The industry continues to claim that it avoids placing turbines near sensitive habitats. However, Wolfe Island is not unique. Far too many projects have been constructed, approved or proposed near critical ecosystems which support threatened species, provincially significant Areas of Natural and Scientific Interest (ANSIs) and provincially significant wetlands – e.g. Ostrander Point, Arran Lake, Point Pelee National Park and coastal wetlands associated with Lake St. Clair among them. With its inadequate regulations and guidelines governing the siting of renewable energy installations this flawed act is urgently in need of revision.

Mr. Wise says “those who say no to wind mustn’t forget that they are saying yes to other, potentially more harmful forms of energy”. He warns that risks to wildlife are much less from wind than from coal, gas, oil etc. Did his research overlook the link between wind and coal in Germany and wind and gas in Ontario?

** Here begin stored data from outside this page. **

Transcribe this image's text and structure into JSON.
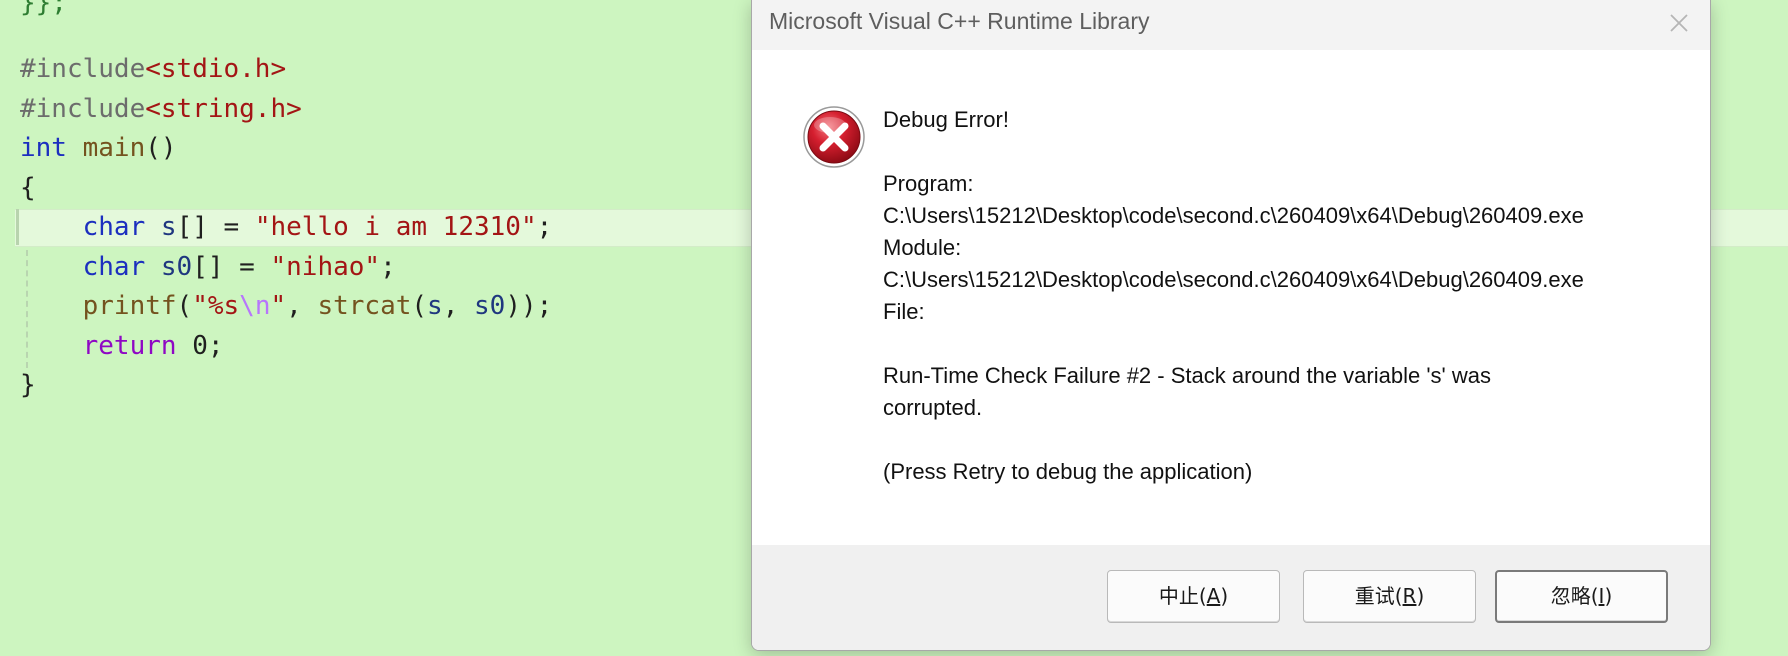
{
  "editor": {
    "top_trace": "}};",
    "lines": [
      [
        {
          "t": "#include",
          "c": "dir"
        },
        {
          "t": "<stdio.h>",
          "c": "hdr"
        }
      ],
      [
        {
          "t": "#include",
          "c": "dir"
        },
        {
          "t": "<string.h>",
          "c": "hdr"
        }
      ],
      [
        {
          "t": "int",
          "c": "kw"
        },
        {
          "t": " ",
          "c": "pun"
        },
        {
          "t": "main",
          "c": "fn"
        },
        {
          "t": "()",
          "c": "pun"
        }
      ],
      [
        {
          "t": "{",
          "c": "pun"
        }
      ],
      [
        {
          "t": "    ",
          "c": "pun"
        },
        {
          "t": "char",
          "c": "kw"
        },
        {
          "t": " ",
          "c": "pun"
        },
        {
          "t": "s",
          "c": "var"
        },
        {
          "t": "[] = ",
          "c": "pun"
        },
        {
          "t": "\"hello i am 12310\"",
          "c": "str"
        },
        {
          "t": ";",
          "c": "pun"
        }
      ],
      [
        {
          "t": "    ",
          "c": "pun"
        },
        {
          "t": "char",
          "c": "kw"
        },
        {
          "t": " ",
          "c": "pun"
        },
        {
          "t": "s0",
          "c": "var"
        },
        {
          "t": "[] = ",
          "c": "pun"
        },
        {
          "t": "\"nihao\"",
          "c": "str"
        },
        {
          "t": ";",
          "c": "pun"
        }
      ],
      [
        {
          "t": "    ",
          "c": "pun"
        },
        {
          "t": "printf",
          "c": "fn"
        },
        {
          "t": "(",
          "c": "pun"
        },
        {
          "t": "\"%s",
          "c": "str"
        },
        {
          "t": "\\n",
          "c": "esc"
        },
        {
          "t": "\"",
          "c": "str"
        },
        {
          "t": ", ",
          "c": "pun"
        },
        {
          "t": "strcat",
          "c": "fn"
        },
        {
          "t": "(",
          "c": "pun"
        },
        {
          "t": "s",
          "c": "var"
        },
        {
          "t": ", ",
          "c": "pun"
        },
        {
          "t": "s0",
          "c": "var"
        },
        {
          "t": "));",
          "c": "pun"
        }
      ],
      [
        {
          "t": "    ",
          "c": "pun"
        },
        {
          "t": "return",
          "c": "ctl"
        },
        {
          "t": " ",
          "c": "pun"
        },
        {
          "t": "0",
          "c": "num"
        },
        {
          "t": ";",
          "c": "pun"
        }
      ],
      [
        {
          "t": "}",
          "c": "pun"
        }
      ]
    ]
  },
  "dialog": {
    "title": "Microsoft Visual C++ Runtime Library",
    "close_glyph": "✕",
    "icon": "error-x-icon",
    "heading": "Debug Error!",
    "program_label": "Program:",
    "program_path": "C:\\Users\\15212\\Desktop\\code\\second.c\\260409\\x64\\Debug\\260409.exe",
    "module_label": "Module:",
    "module_path": "C:\\Users\\15212\\Desktop\\code\\second.c\\260409\\x64\\Debug\\260409.exe",
    "file_label": "File:",
    "failure_line1": "Run-Time Check Failure #2 - Stack around the variable 's' was",
    "failure_line2": "corrupted.",
    "hint": "(Press Retry to debug the application)",
    "buttons": {
      "abort": {
        "prefix": "中止(",
        "mnemonic": "A",
        "suffix": ")"
      },
      "retry": {
        "prefix": "重试(",
        "mnemonic": "R",
        "suffix": ")"
      },
      "ignore": {
        "prefix": "忽略(",
        "mnemonic": "I",
        "suffix": ")"
      }
    }
  },
  "colors": {
    "editor_bg": "#cdf5c0",
    "keyword": "#1c2fbf",
    "string": "#a31515",
    "function": "#74531f",
    "error_red": "#c8102e"
  }
}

European experience has demonstrated that coal plants cannot be closed in exchange for non-base load wind energy. Electricity generation professionals have pointed out the practical complications of adding intermittent and unpredictable wind energy to the grid. Stability can only be maintained by running polluting fossil-fuelled plants inefficiently on standby to back up all potential wind production. That is why Germany, which has installed over 20,000 industrial wind turbines, has increased CO2 and other GHG emissions and new coal plants have had to be built to compensate for the destabilizing effect of wind energy. Ontario is building more gas plants for this same reason.

The Irish Electricity Supply Board (ESB) National Grid study of installed wind power in Ireland (2004) concluded: “The evidence shows that as the level of wind capacity increases, the CO2 emissions actually increase as a direct result of having to cope with the variation of wind-power output”. Similar reports corroborating this conclusion include the Tallinn Technical University study (2003), the Rhine-Westphalia Institute for Economic Research study (2009), and the Bentek study (2011). Bennet & McBee were the first to assess systematically the emission reduction performance of wind generation based on hourly generation and emissions data from Colorado and Texas. The Bentek study shows that previous claims were “significantly overstated and that actual CO2 reductions are either so small as to be insignificant or too expensive to be practical”.

Those who say yes to wind mustn’t forget that they are saying yes to other, potentially more harmful forms of energy. Ontario Nature’s feeble plea to “keep the green in green energy by putting wind farms in the right place” overlooks the obstinate fact that a renewable energy source which requires fossil fuel as a backup is hardly green in the first place.